Upgrade Or New System?
Charles M. is sitting there, glaring at his PC system. He has been waiting several minutes for his computer to do something, anything. Instead, the hard drive is just emitting loud grinding sounds and his mouse isn't reacting to any movements he makes with it. "I don't believe it!" he thinks to himself, still glaring at the monitor. He would love to vent his fury by just slinging the whole computer out the window. And to think that this swank computer is a mere 36 months old and has been totally deducted from his taxes! He can remember proudly ordering the system at the computer dealer's around the corner. In those days, Charles was the king of his group of friends - no one had a PC tower with a fast Pentium II and a hefty 64 MB RAM. But today's a different story - the computer dealer has been gone for quite a while now and his friends all have faster computers with GHz processors. I've got to do something, he thinks. Charles isn't a total incompetent, so he opens up his PC system and resolves to bring his PC up to scratch again by selectively upgrading components.
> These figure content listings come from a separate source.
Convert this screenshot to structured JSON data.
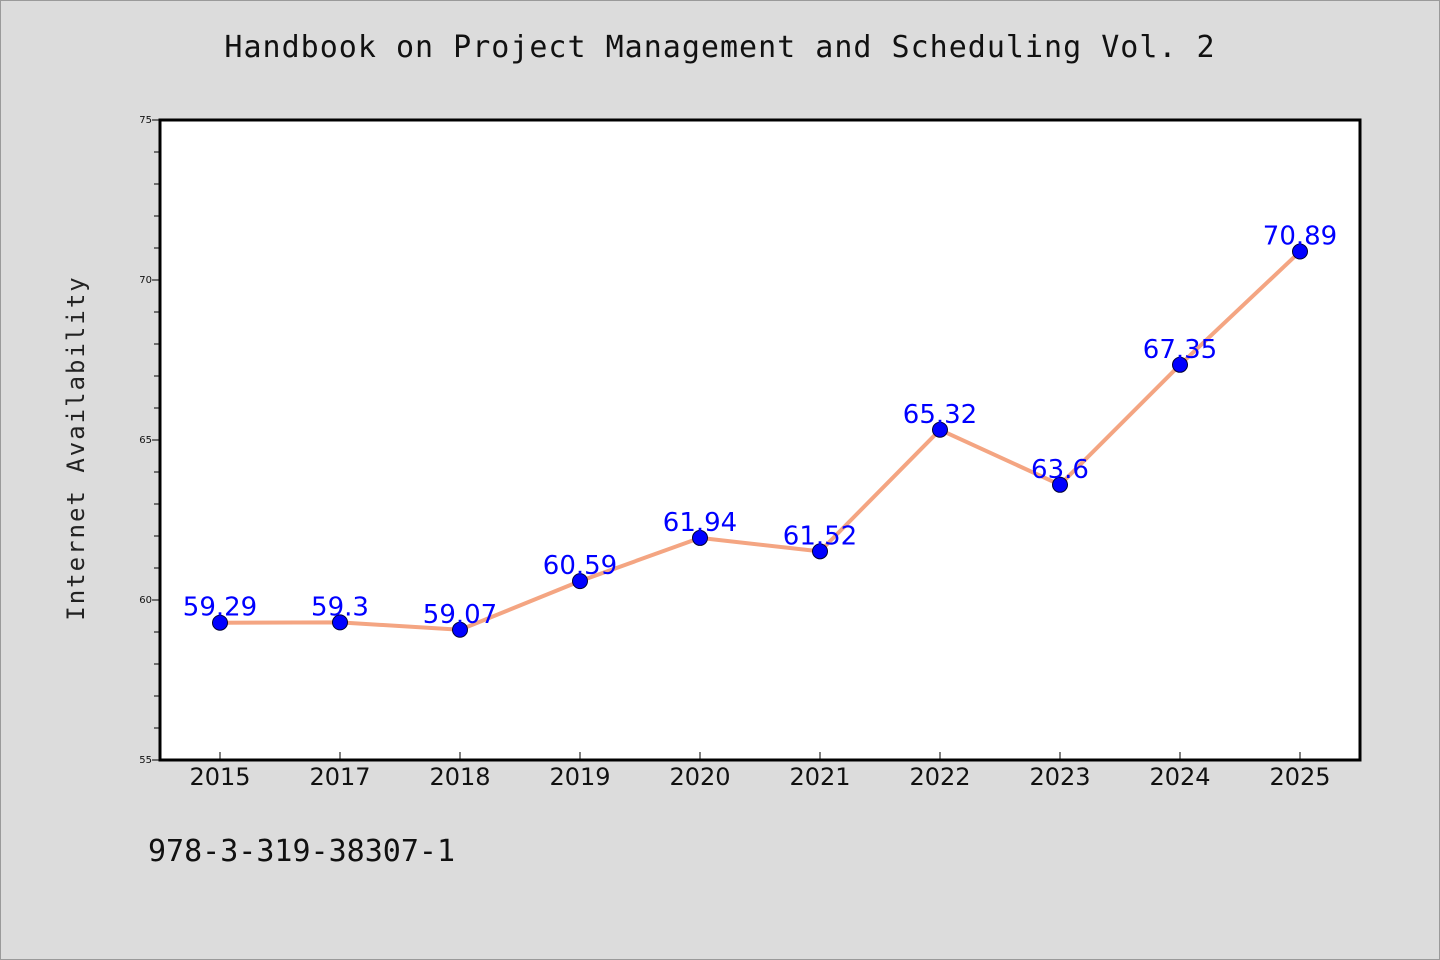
{
  "chart_data": {
    "type": "line",
    "title": "Handbook on Project Management and Scheduling Vol. 2",
    "xlabel": "",
    "ylabel": "Internet Availability",
    "categories": [
      "2015",
      "2017",
      "2018",
      "2019",
      "2020",
      "2021",
      "2022",
      "2023",
      "2024",
      "2025"
    ],
    "series": [
      {
        "values": [
          59.29,
          59.3,
          59.07,
          60.59,
          61.94,
          61.52,
          65.32,
          63.6,
          67.35,
          70.89
        ],
        "data_labels": [
          "59.29",
          "59.3",
          "59.07",
          "60.59",
          "61.94",
          "61.52",
          "65.32",
          "63.6",
          "67.35",
          "70.89"
        ]
      }
    ],
    "ylim": [
      55,
      75
    ],
    "yticks": [
      "55",
      "60",
      "65",
      "70",
      "75"
    ],
    "grid": false,
    "legend": "none",
    "colors": {
      "line": "#f4a582",
      "marker": "#0000ff",
      "data_label": "#0000ff",
      "background": "#dcdcdc",
      "plot_background": "#ffffff"
    }
  },
  "footer": {
    "isbn": "978-3-319-38307-1"
  }
}
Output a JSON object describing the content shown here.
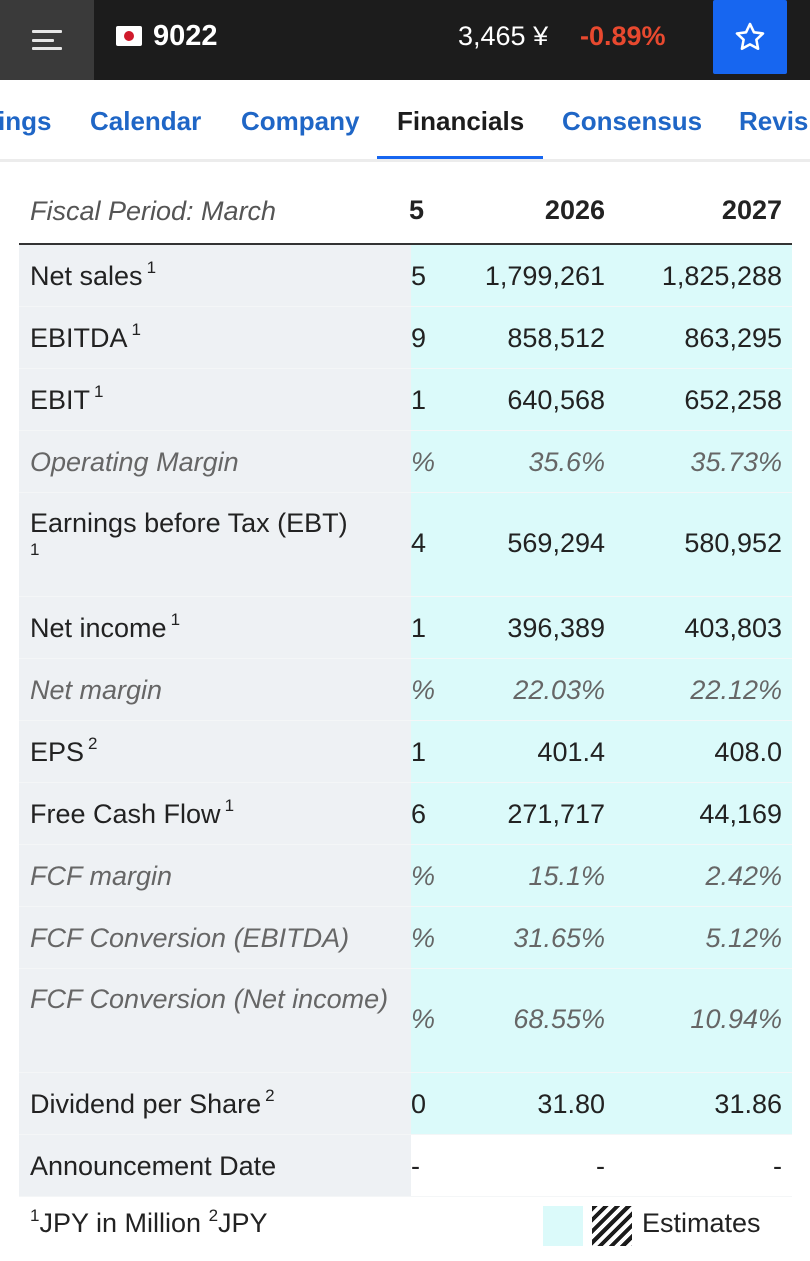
{
  "header": {
    "ticker": "9022",
    "price": "3,465 ¥",
    "change": "-0.89%",
    "menu_icon": "hamburger-menu-icon",
    "flag_icon": "japan-flag-icon",
    "star_icon": "star-outline-icon"
  },
  "tabs": [
    {
      "label": "ings"
    },
    {
      "label": "Calendar"
    },
    {
      "label": "Company"
    },
    {
      "label": "Financials"
    },
    {
      "label": "Consensus"
    },
    {
      "label": "Revisi"
    }
  ],
  "table": {
    "header": {
      "label": "Fiscal Period: March",
      "prev": "5",
      "year1": "2026",
      "year2": "2027"
    },
    "rows": [
      {
        "label": "Net sales",
        "fn": "1",
        "prev": "5",
        "v1": "1,799,261",
        "v2": "1,825,288"
      },
      {
        "label": "EBITDA",
        "fn": "1",
        "prev": "9",
        "v1": "858,512",
        "v2": "863,295"
      },
      {
        "label": "EBIT",
        "fn": "1",
        "prev": "1",
        "v1": "640,568",
        "v2": "652,258"
      },
      {
        "label": "Operating Margin",
        "fn": "",
        "prev": "%",
        "v1": "35.6%",
        "v2": "35.73%"
      },
      {
        "label": "Earnings before Tax (EBT)",
        "fn": "1",
        "prev": "4",
        "v1": "569,294",
        "v2": "580,952"
      },
      {
        "label": "Net income",
        "fn": "1",
        "prev": "1",
        "v1": "396,389",
        "v2": "403,803"
      },
      {
        "label": "Net margin",
        "fn": "",
        "prev": "%",
        "v1": "22.03%",
        "v2": "22.12%"
      },
      {
        "label": "EPS",
        "fn": "2",
        "prev": "1",
        "v1": "401.4",
        "v2": "408.0"
      },
      {
        "label": "Free Cash Flow",
        "fn": "1",
        "prev": "6",
        "v1": "271,717",
        "v2": "44,169"
      },
      {
        "label": "FCF margin",
        "fn": "",
        "prev": "%",
        "v1": "15.1%",
        "v2": "2.42%"
      },
      {
        "label": "FCF Conversion (EBITDA)",
        "fn": "",
        "prev": "%",
        "v1": "31.65%",
        "v2": "5.12%"
      },
      {
        "label": "FCF Conversion (Net income)",
        "fn": "",
        "prev": "%",
        "v1": "68.55%",
        "v2": "10.94%"
      },
      {
        "label": "Dividend per Share",
        "fn": "2",
        "prev": "0",
        "v1": "31.80",
        "v2": "31.86"
      },
      {
        "label": "Announcement Date",
        "fn": "",
        "prev": "-",
        "v1": "-",
        "v2": "-"
      }
    ]
  },
  "footer": {
    "fn1_mark": "1",
    "fn1_text": "JPY in Million",
    "fn2_mark": "2",
    "fn2_text": "JPY",
    "legend_label": "Estimates"
  },
  "colors": {
    "topbar": "#1c1c1c",
    "accent_blue": "#1766f0",
    "negative": "#e8492f",
    "estimate_bg": "#dbfafa",
    "label_bg": "#eef1f4"
  }
}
Numerous users are stuck in this situation. Untold emails sent to Tom's Hardware portray vividly how many readers are torn between upgrading and buying a new computer. This decision, however, is dependent on two factors - first of all, how old is the hardware that has to be upgraded and how does that limit my upgrading possibilities? Second, what applications will I be using in the future?
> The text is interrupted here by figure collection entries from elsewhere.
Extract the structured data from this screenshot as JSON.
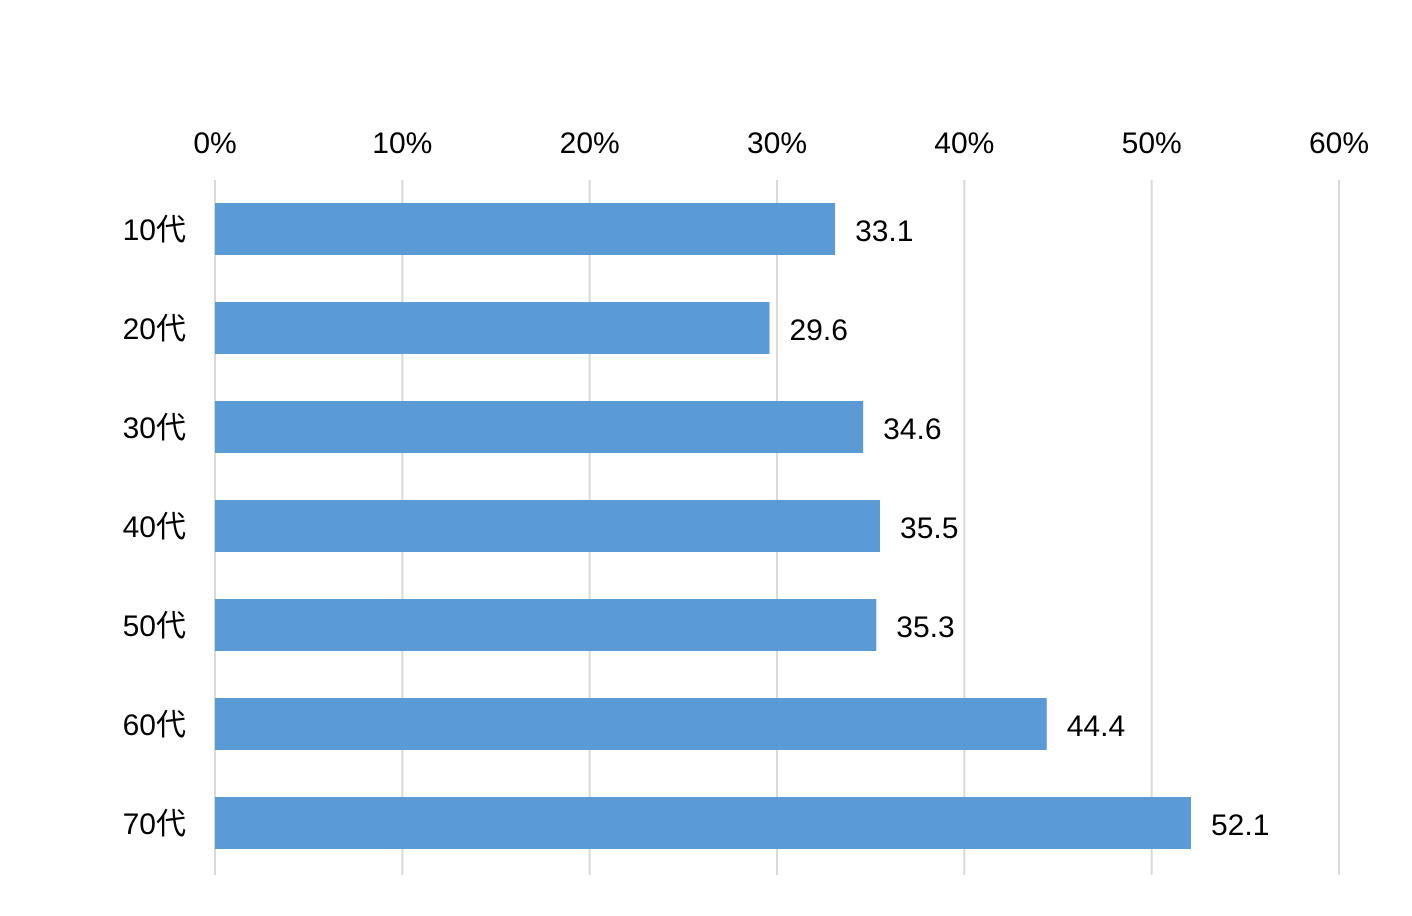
{
  "chart_data": {
    "type": "bar",
    "orientation": "horizontal",
    "categories": [
      "10代",
      "20代",
      "30代",
      "40代",
      "50代",
      "60代",
      "70代"
    ],
    "values": [
      33.1,
      29.6,
      34.6,
      35.5,
      35.3,
      44.4,
      52.1
    ],
    "value_labels": [
      "33.1",
      "29.6",
      "34.6",
      "35.5",
      "35.3",
      "44.4",
      "52.1"
    ],
    "x_ticks": [
      "0%",
      "10%",
      "20%",
      "30%",
      "40%",
      "50%",
      "60%"
    ],
    "xlim": [
      0,
      60
    ],
    "x_axis_position": "top",
    "grid": true,
    "legend": "none",
    "title": "",
    "xlabel": "",
    "ylabel": "",
    "colors": {
      "bar": "#5b9bd5",
      "grid": "#d9d9d9",
      "text": "#000000"
    }
  }
}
We have taken a 3-year old system that was on the cutting edge in 1998 as an example of how to upgrade it step-by-step, thereby increasing performance by a factor of 5. We've included lots of pictures to make it clear how you transform an old PC with a Pentium II/233 into a system with a Pentium III/800 or a Pentium 4/1500. In a future article, we'll also be looking at a system based on an AMD processor and upgrading it.
A glance at all the components of our base PC. We've disassembled the computer entirely here.